Agora ele tá falando de uma menina? “A menina é neta do senhor?”

Bisneta. “Não parece, mas eu já sou bisavô. Neta da minha filha. Uma florzinha. Tá aí com ela hoje, passando a noite. Por isso que a minha filha não queria que eu posasse aqui, porque tem a neta.”

Tive até que rir. Ele acha que não parece bisavô. Ele parece bisavô do Matusalém! Ri, mas claro que o velhote pensou que eu ria do que ele disse. Riu também, mas aí começou de novo a balbuciar, a fazer uns sons que, sei lá, achei que tava se afogando. Fiquei na minha.

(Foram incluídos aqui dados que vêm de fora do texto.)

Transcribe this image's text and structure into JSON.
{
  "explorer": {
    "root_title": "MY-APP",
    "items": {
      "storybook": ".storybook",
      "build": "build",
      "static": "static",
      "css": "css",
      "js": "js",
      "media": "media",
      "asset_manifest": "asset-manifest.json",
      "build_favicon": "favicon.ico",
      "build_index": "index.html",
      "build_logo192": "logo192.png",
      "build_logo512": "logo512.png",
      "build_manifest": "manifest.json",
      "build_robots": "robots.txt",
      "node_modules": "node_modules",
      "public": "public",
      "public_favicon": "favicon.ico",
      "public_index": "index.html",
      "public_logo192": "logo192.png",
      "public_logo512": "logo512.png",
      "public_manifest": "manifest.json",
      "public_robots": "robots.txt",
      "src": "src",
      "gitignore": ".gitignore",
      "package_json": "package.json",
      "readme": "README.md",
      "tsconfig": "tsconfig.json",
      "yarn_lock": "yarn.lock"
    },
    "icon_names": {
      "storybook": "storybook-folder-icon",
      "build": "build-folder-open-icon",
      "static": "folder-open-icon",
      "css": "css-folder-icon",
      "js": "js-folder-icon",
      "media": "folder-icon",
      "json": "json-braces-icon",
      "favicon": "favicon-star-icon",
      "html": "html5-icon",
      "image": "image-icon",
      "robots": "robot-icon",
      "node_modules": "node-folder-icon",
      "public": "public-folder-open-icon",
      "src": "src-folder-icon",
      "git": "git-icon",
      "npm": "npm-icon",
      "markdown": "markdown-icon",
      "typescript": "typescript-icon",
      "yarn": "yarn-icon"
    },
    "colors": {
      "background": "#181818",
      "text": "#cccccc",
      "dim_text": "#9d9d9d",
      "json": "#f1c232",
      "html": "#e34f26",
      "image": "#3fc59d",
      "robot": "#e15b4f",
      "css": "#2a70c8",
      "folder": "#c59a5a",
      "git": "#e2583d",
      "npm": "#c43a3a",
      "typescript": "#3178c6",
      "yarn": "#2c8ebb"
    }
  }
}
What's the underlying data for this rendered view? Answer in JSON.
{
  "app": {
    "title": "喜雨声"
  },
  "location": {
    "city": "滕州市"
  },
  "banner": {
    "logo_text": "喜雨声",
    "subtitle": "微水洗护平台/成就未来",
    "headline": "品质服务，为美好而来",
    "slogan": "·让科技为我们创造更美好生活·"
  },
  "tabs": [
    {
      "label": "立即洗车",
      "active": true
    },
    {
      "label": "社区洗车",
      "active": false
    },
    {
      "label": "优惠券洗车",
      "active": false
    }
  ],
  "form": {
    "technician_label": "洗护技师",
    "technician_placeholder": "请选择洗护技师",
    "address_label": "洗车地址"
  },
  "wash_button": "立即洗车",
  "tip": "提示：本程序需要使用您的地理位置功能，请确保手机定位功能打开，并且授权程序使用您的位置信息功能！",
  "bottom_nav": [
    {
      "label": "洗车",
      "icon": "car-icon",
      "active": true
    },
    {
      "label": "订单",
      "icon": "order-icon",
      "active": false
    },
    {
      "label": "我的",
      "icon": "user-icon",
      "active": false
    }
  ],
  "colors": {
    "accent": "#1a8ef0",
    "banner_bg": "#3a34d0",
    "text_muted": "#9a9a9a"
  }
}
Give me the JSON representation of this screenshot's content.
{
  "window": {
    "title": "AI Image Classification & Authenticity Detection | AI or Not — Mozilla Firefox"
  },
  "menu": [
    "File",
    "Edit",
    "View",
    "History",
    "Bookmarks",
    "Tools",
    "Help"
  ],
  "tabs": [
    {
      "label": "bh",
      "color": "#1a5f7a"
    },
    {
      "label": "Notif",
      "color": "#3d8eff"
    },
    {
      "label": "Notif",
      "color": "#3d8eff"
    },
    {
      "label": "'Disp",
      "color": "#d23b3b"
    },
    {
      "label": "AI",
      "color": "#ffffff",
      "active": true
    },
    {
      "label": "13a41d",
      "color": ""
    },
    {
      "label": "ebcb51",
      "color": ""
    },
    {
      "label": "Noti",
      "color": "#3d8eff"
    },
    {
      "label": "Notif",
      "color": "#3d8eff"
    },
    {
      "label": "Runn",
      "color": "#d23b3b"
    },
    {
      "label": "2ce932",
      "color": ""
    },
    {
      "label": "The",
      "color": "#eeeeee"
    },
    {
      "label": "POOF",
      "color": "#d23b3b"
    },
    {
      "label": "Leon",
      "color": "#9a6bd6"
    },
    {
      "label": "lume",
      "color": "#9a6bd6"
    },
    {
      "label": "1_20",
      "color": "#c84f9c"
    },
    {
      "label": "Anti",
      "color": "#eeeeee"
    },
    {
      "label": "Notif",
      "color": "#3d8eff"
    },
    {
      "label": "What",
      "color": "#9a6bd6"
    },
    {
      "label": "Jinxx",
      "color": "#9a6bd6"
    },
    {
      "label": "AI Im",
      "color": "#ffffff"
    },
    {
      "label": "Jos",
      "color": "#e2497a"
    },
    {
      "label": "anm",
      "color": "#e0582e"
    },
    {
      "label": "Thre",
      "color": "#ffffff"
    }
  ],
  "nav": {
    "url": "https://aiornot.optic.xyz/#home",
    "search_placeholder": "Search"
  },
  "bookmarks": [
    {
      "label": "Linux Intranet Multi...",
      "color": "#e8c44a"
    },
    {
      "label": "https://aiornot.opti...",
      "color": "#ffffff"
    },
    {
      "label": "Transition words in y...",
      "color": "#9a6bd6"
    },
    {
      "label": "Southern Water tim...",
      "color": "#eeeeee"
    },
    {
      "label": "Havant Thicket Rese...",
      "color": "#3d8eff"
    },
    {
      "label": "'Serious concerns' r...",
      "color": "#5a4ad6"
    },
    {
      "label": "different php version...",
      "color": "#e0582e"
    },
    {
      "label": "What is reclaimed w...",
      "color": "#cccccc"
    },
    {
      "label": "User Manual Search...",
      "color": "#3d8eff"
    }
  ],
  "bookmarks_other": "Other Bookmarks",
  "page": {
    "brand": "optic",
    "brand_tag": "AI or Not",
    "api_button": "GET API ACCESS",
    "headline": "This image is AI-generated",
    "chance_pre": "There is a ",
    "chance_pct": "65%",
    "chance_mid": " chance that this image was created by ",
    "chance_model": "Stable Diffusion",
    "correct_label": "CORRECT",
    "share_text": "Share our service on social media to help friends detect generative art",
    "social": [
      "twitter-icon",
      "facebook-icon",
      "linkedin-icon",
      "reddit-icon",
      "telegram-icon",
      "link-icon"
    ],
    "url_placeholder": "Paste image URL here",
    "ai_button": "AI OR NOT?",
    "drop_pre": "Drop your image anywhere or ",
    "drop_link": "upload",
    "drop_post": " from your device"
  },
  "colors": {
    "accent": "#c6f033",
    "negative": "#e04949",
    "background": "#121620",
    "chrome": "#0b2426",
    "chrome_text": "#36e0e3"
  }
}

“O senhor disse alguma coisa?”

Ele pediu desculpas, isso eu entendi. Disse que choro é feio. Então ele estava chorando! Não entendo o velho nem quando fala nem quando chora. Vou dizer o quê?

“Imagina.”

Ele se mexe muito no banco. Está pegando um lenço no bolso da calça. Parece secar os olhos, mas observo e não vejo lágrimas. Está é mais fanho, precisa assoar o nariz. Tenho curiosidade, mas também preguiça de perguntar qual o problema. Cada passageiro é um drama. Sabe que é melhor nem saber? Eu não pergunto, juro que não pergunto. Pra esse velhote eu não perguntei, foi ele que começou a falar de novo. A netinha, tão boazinha, bonitinha também. Ficou contente de ver o avô. Ele ficou triste de não ter um presentinho pra ela. Criança gosta de ganhar presentinho, né? Procurou nos bolsos, na mala. Achou as pastilhas. Coisa de quem já fumou, né? Deu uma pastilha pra ela. A menina tava de camisola, sentada no sofá vendo tevê. Perto dele, não do lado, mas perto. Ele não tava prestando atenção na tevê. Só tava ali, fazendo a digestão depois da janta. A menina aceitou a pastilha. Colocou na boquinha, boquinha de boneca que ela tem. Fez cara de quem não gostou, mas continuou chupando. A filha, lavando a louça, já quis saber o que eu tinha dado pra criança. Isso é remédio, pai. Não pode. A menina teve que ir no banheiro jogar fora. Aí a gente foi dormir.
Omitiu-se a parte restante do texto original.